IBM ThinkPad 750
- Manufacturer: IBM
- Made in: United States: Research Triangle Park, North Carolina (RTP Plant); Japan: Fujisawa, Kanagawa (Fujisawa Plant); United Kingdom: Greenock, Scotland (Greenock Plant); Mexico: Guadalajara, Jalisco (Guadalajara Plant);

= ThinkPad 750 =

The IBM ThinkPad 750 is a series of notebook computers from the ThinkPad series manufactured by IBM.

== Features ==
The 750 series included support for Cellular digital packet data. They also included the pop-up keyboard.
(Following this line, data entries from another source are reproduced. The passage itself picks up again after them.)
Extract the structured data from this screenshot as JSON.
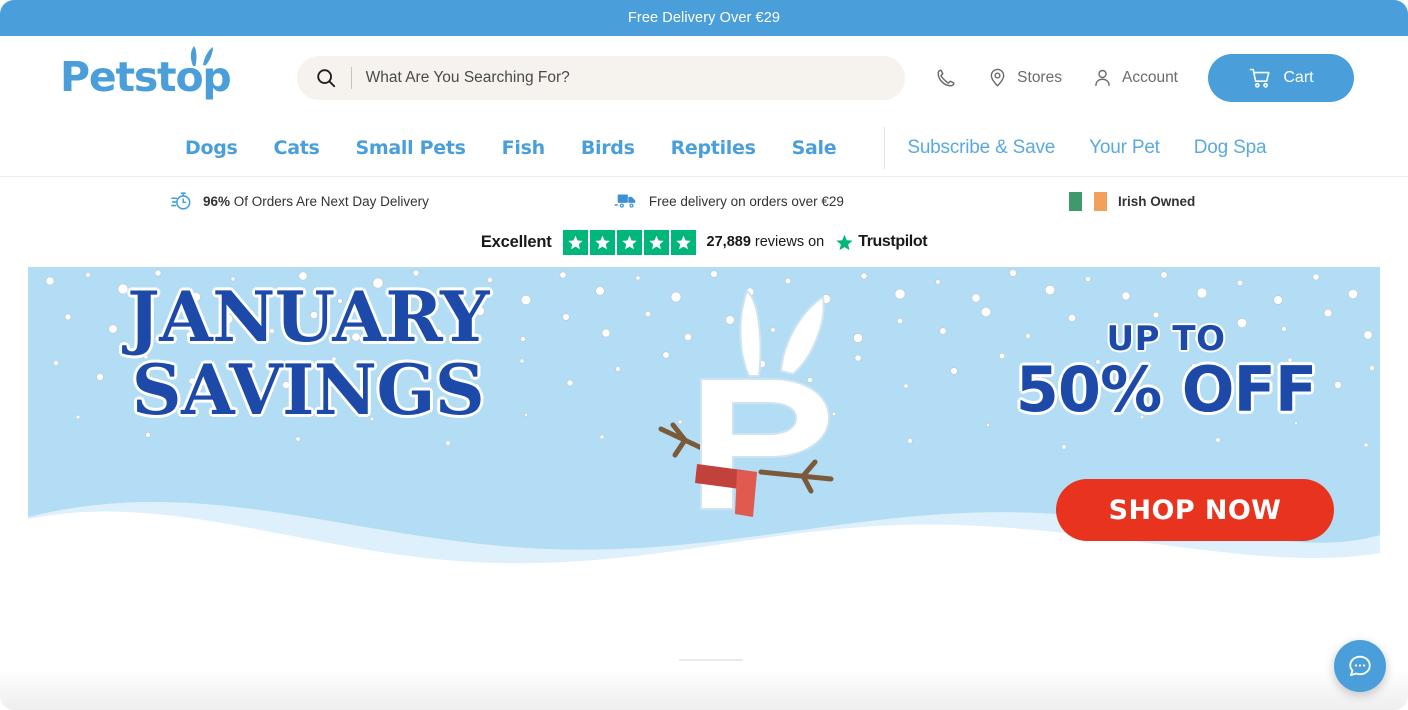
{
  "promo": {
    "text": "Free Delivery Over €29"
  },
  "brand": {
    "name": "Petstop",
    "color": "#4a9fdb"
  },
  "search": {
    "placeholder": "What Are You Searching For?",
    "value": "",
    "icon": "search-icon"
  },
  "header": {
    "phone_icon": "phone-icon",
    "stores_label": "Stores",
    "stores_icon": "map-pin-icon",
    "account_label": "Account",
    "account_icon": "user-icon",
    "cart_label": "Cart",
    "cart_icon": "shopping-cart-icon"
  },
  "nav": {
    "primary": [
      {
        "label": "Dogs"
      },
      {
        "label": "Cats"
      },
      {
        "label": "Small Pets"
      },
      {
        "label": "Fish"
      },
      {
        "label": "Birds"
      },
      {
        "label": "Reptiles"
      },
      {
        "label": "Sale"
      }
    ],
    "secondary": [
      {
        "label": "Subscribe & Save"
      },
      {
        "label": "Your Pet"
      },
      {
        "label": "Dog Spa"
      }
    ]
  },
  "usp": [
    {
      "icon": "stopwatch-icon",
      "strong": "96%",
      "text": " Of Orders Are Next Day Delivery"
    },
    {
      "icon": "delivery-truck-icon",
      "text": "Free delivery on orders over €29"
    },
    {
      "icon": "irish-flag-icon",
      "text": "Irish Owned"
    }
  ],
  "trustpilot": {
    "rating_label": "Excellent",
    "stars": 5,
    "star_color": "#00b67a",
    "count": "27,889",
    "reviews_text": " reviews on ",
    "brand": "Trustpilot"
  },
  "hero": {
    "title_line1": "JANUARY",
    "title_line2": "SAVINGS",
    "up_to": "UP TO",
    "discount": "50% OFF",
    "cta": "SHOP NOW",
    "cta_color": "#e8341f",
    "text_color": "#1d4aa8",
    "sky_color": "#b3ddf5",
    "snow_color": "#ffffff",
    "scarf_color": "#d9453c",
    "mascot": "petstop-p-snowman"
  },
  "chat": {
    "icon": "chat-bubble-icon",
    "color": "#4a9fdb"
  }
}
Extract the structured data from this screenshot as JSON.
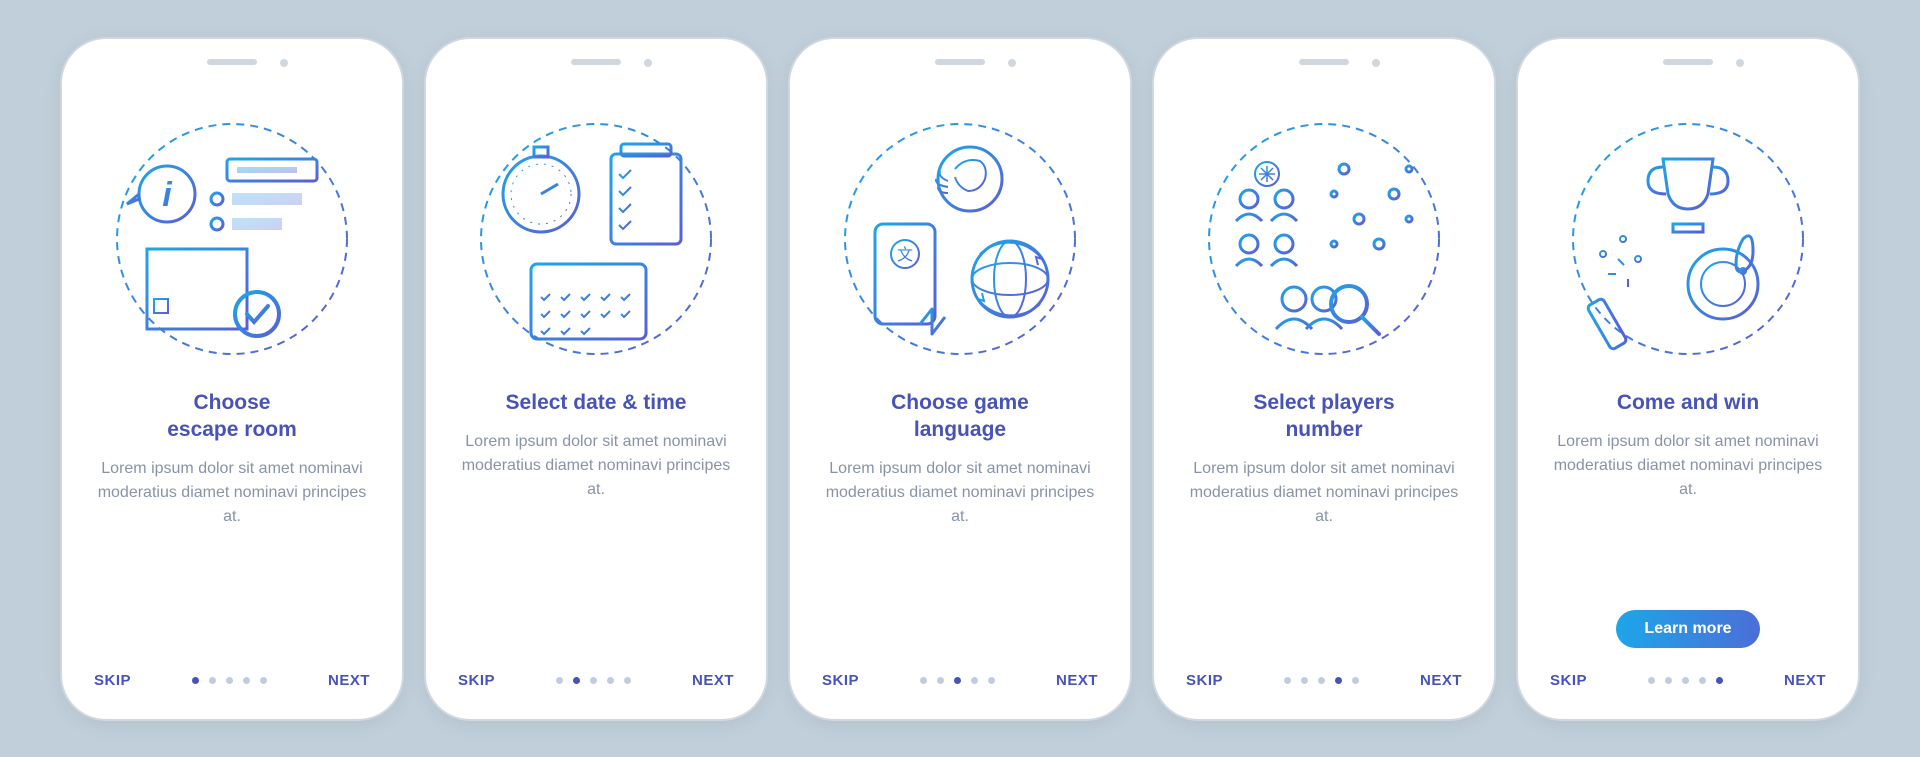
{
  "screens": [
    {
      "title": "Choose\nescape room",
      "description": "Lorem ipsum dolor sit amet nominavi moderatius diamet nominavi principes at.",
      "skip": "SKIP",
      "next": "NEXT",
      "activeDot": 0,
      "totalDots": 5,
      "hasCta": false
    },
    {
      "title": "Select date & time",
      "description": "Lorem ipsum dolor sit amet nominavi moderatius diamet nominavi principes at.",
      "skip": "SKIP",
      "next": "NEXT",
      "activeDot": 1,
      "totalDots": 5,
      "hasCta": false
    },
    {
      "title": "Choose game\nlanguage",
      "description": "Lorem ipsum dolor sit amet nominavi moderatius diamet nominavi principes at.",
      "skip": "SKIP",
      "next": "NEXT",
      "activeDot": 2,
      "totalDots": 5,
      "hasCta": false
    },
    {
      "title": "Select players\nnumber",
      "description": "Lorem ipsum dolor sit amet nominavi moderatius diamet nominavi principes at.",
      "skip": "SKIP",
      "next": "NEXT",
      "activeDot": 3,
      "totalDots": 5,
      "hasCta": false
    },
    {
      "title": "Come and win",
      "description": "Lorem ipsum dolor sit amet nominavi moderatius diamet nominavi principes at.",
      "skip": "SKIP",
      "next": "NEXT",
      "activeDot": 4,
      "totalDots": 5,
      "hasCta": true,
      "ctaLabel": "Learn more"
    }
  ],
  "colors": {
    "primary": "#4753b8",
    "gradientStart": "#1da6e8",
    "gradientEnd": "#4c6ed8",
    "background": "#c0cfda",
    "muted": "#8893a8"
  },
  "iconNames": [
    "escape-room-icon",
    "date-time-icon",
    "language-icon",
    "players-icon",
    "win-icon"
  ]
}
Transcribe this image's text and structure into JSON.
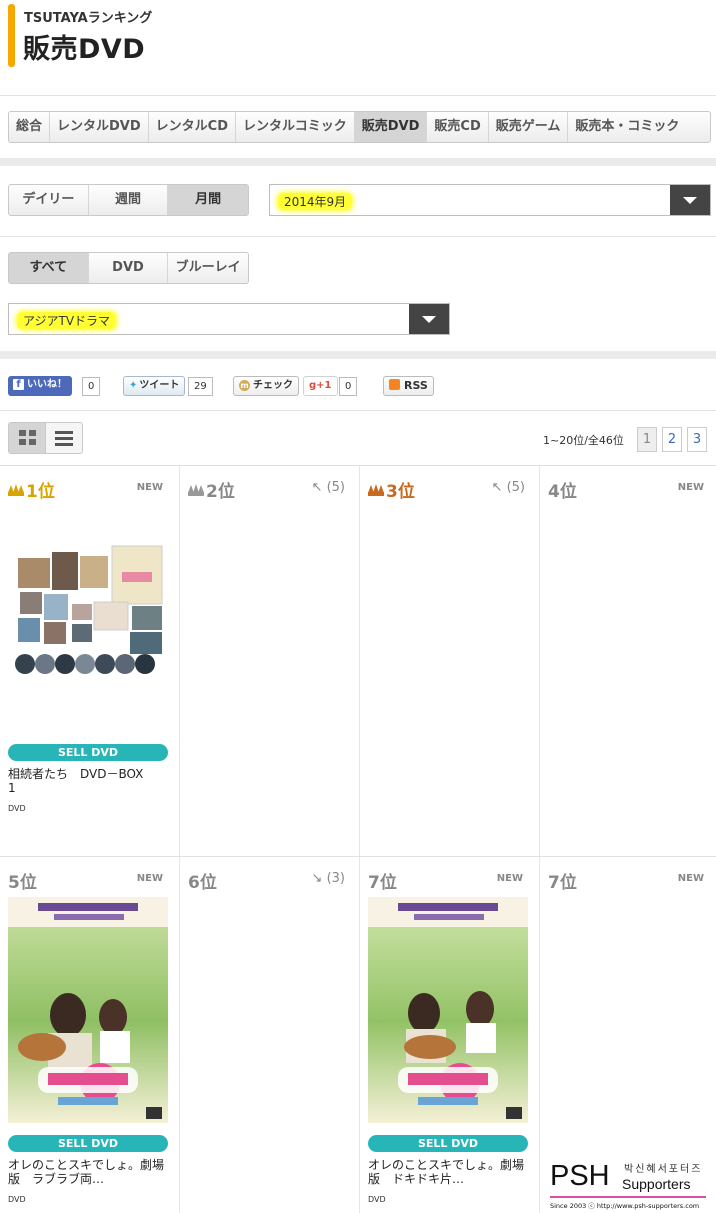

The RAM could be expanded with an IC DRAM Card that contained ICs from Hitachi.

== Models ==
- 750 with 486 33Mhz CPU and a monochrome STN display
- 750C with a 486 33Mhz CPU and a desirable 10.4" TFT colour display.
- 750Cs with a 486 33Mhz CPU and a 9.5" DSTN colour display.
- 750P featuring a monochrome display with stylus touch capability, this machine could be converted between an ordinary notebook computer and a stylus tablet-style device.
- 750Ce as the final version with a 486 DX2 50Mhz CPU and 10.4" TFT display.

=== Comparison ===

Model: Introduction Date; Withdrawal Date; Base Price; Screen Options; CPU Options; Memory (std - max); Video Controller; Audio Controller; Hard Drive Options; Misc Info
750: Sep 1993; Sep 1994; $3,199; DSTN 9.5" VGA 640x480 Mono; 80486 SL - 33 MHz Integrated Coprocessor 8 KB cache; 4 - 20 MB 70 ns; Western Digital WD90C24 1 MB DRAM AT; Cirrus CS4248; ^{170 MB}; ^{340 MB}; 2.88 MB FDD Data/Fax Modem CDPD Ni-HM Battery (5.3 hr)
750Cs: Nov 1993; $2,599; DSTN 9.5" VGA 640x480 Color; 2.88 MB FDD Data/Fax Modem CDPD Ni-HM Battery (3.5 hr)
750C: Sep 1993; $4,699; TFT 10.4" VGA 640x480 Color; 2.88 MB FDD Data/Fax Modem CDPD Ni-HM Battery (3.4 hr)
750P: $2,599; DSTN 9.5" VGA 640x480 Mono; Pen enabled display 2.88 MB FDD Data/Fax Modem CDPD Ni-HM Battery (5.1 hr)
750Ce: Feb 1994; Unknown; TFT 10.4" VGA 640x480 Color; 80486 DX2 - 50 Mhz Integrated Coprocessor 8Kb cache; Limited-edition, "special-bid" (by request only) model with faster, VLB-compatible GPU 2.88 MB FDD Data/Fax Modem CDPD Ni-HM Battery (5.1 hr)

== Reception ==
A review of the 750C by the Los Angeles Times noted the excellent screen and the keyboard that be lifted up. It also noted the high price.